[*] what had happened just before?
I was trying to study but was being distracted easily. I've also been having problems with accidentally encountering images of si online and having them trigger me :/
[*] what were you thinking and feeling?
I was thinking that I was stupid and feeling worthless.
[*] why did you end up hurting yourself then instead of some other time? was there an event that was the final straw? what was it?
I had finally gotten some quiet, alone time and decided to, then.
[*]how did the situation get to the final straw stage? trace it back through the events that led up to the last event. look for some point at which you could have made a different decision and not arrived at the final straw.
I started to have more negative feelings as the day continued and I wanted to make them stop. I wasn't helped by negative pictures that I had seen online. I guess that I could have just taken a nap instead of being awake. I had a feeling that I was going to end up si-ing before I even started to feel very angry.
[*] were there outside factors like drugs, alcohol, being off your meds, lack of sleep, etc? can you address those in the future? how?
None, really. I was sleepy, though, but I guess I should have just gone to sleep.
[*] what other ways of coping did you try besides self-harm? how well did they work?
I tried to distract myself by reading online. It worked for a few hours.
[*] in retrospect, are there coping methods that you now realize might have helped? what were they?
I might have been able to just go on bus and read the coping threads or play simple online games.
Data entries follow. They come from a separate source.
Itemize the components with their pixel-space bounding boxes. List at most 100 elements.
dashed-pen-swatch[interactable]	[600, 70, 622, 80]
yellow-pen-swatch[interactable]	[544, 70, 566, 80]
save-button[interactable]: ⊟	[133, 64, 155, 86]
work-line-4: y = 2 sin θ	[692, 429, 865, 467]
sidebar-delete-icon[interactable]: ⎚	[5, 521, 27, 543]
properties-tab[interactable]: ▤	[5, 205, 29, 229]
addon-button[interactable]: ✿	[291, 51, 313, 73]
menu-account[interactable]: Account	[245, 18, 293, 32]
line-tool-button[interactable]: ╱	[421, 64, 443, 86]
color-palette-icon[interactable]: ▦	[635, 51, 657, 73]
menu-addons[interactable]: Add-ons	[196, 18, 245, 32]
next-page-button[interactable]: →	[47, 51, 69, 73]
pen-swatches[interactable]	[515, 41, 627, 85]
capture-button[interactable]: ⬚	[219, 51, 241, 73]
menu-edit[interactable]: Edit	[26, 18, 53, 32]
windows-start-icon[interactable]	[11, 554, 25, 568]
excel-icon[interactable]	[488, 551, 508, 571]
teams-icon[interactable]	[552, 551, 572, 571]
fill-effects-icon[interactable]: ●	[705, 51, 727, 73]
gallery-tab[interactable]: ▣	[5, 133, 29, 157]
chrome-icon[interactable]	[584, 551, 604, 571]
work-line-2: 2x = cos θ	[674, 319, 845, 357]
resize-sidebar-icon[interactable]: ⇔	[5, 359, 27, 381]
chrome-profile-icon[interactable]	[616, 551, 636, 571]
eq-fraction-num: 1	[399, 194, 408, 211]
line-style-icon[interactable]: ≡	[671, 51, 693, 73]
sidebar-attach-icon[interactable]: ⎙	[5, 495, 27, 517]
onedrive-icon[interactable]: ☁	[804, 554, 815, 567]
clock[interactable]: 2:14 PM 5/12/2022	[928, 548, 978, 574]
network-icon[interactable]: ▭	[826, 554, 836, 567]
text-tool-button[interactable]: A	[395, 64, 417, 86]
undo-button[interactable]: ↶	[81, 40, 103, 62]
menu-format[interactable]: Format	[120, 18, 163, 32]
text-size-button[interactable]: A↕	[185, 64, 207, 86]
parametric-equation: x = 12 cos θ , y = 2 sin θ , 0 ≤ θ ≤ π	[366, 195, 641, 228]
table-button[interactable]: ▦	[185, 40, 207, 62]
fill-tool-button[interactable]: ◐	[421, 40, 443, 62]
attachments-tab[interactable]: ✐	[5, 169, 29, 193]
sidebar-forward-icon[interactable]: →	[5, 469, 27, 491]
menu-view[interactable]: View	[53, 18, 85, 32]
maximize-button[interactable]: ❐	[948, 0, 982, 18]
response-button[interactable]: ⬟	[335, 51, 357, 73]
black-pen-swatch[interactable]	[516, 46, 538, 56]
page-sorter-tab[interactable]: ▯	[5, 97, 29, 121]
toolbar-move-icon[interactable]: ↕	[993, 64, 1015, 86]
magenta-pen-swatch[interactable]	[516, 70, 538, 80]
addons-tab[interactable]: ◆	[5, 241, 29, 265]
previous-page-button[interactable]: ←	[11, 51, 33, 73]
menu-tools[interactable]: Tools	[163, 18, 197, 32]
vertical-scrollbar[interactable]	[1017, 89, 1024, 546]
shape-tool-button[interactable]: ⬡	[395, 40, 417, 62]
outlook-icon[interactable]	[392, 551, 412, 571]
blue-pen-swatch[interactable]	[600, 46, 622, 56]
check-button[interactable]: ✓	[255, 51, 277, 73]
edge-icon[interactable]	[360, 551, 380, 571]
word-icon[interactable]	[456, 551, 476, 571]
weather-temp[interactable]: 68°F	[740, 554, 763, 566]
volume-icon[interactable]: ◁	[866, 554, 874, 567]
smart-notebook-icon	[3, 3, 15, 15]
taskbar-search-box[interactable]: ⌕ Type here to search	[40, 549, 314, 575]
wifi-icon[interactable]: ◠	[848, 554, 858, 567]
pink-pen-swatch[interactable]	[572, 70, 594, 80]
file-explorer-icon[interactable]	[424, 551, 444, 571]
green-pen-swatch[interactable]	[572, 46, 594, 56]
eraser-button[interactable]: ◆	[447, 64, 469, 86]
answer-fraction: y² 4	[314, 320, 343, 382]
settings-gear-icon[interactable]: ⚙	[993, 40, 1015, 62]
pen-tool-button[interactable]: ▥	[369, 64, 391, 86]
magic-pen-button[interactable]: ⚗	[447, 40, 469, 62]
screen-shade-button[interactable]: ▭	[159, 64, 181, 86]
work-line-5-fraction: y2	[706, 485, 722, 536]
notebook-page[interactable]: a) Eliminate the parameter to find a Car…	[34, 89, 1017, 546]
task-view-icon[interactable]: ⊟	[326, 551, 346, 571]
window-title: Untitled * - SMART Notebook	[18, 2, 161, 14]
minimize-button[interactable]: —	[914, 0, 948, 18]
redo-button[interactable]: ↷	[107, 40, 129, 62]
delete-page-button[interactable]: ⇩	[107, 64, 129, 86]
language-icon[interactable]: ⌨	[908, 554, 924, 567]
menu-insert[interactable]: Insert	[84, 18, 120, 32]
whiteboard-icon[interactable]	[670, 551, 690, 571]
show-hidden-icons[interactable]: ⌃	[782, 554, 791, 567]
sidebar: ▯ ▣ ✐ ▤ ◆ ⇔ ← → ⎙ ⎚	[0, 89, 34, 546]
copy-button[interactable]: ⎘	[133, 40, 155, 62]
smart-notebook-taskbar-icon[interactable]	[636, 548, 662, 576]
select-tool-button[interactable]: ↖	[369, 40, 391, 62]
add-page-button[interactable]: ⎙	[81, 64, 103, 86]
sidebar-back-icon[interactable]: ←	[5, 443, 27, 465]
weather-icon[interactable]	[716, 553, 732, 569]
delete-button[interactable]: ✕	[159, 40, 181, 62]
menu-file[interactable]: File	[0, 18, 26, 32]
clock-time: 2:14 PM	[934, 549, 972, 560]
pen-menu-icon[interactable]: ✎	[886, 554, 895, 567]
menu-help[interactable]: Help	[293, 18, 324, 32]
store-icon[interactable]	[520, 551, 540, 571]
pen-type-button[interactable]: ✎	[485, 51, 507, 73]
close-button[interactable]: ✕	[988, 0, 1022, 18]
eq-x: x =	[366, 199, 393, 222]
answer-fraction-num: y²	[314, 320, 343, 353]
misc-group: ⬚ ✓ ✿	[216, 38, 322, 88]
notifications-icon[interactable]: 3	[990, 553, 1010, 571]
[*] name at least two things you will do to help yourself remember those coping methods if you end up in this situation again.
I will try to read something encouraging or play a simple game that will not make me angry.
[*] how do you feel about the situation that led to self-harm now? is it resolved? if not, what are some steps you might take toward resolution?
I feel like the situation is still ongoing. I still feel very negatively about myself, even now. I am also not finished with my work and this is a high stress period so I am in the same state. I will try to hold off until after the test tomorrow and hopefully I will feel better. I really hope so.
[*] are you likely to be in that emotional place again? how will you recognize it when you're in that situation?
I still am. I recognize it by repetitive, negative thought patterns. I also recognize it by a feeling that someone is sitting on my chest and like I cannot fully *breathe*.
[*] what will you try before you resort to self-harm if you're in that situation again? list three specific things you will commit to trying.
I will try to read something that will not make me angry, play a game, and distract myself with hopeful things.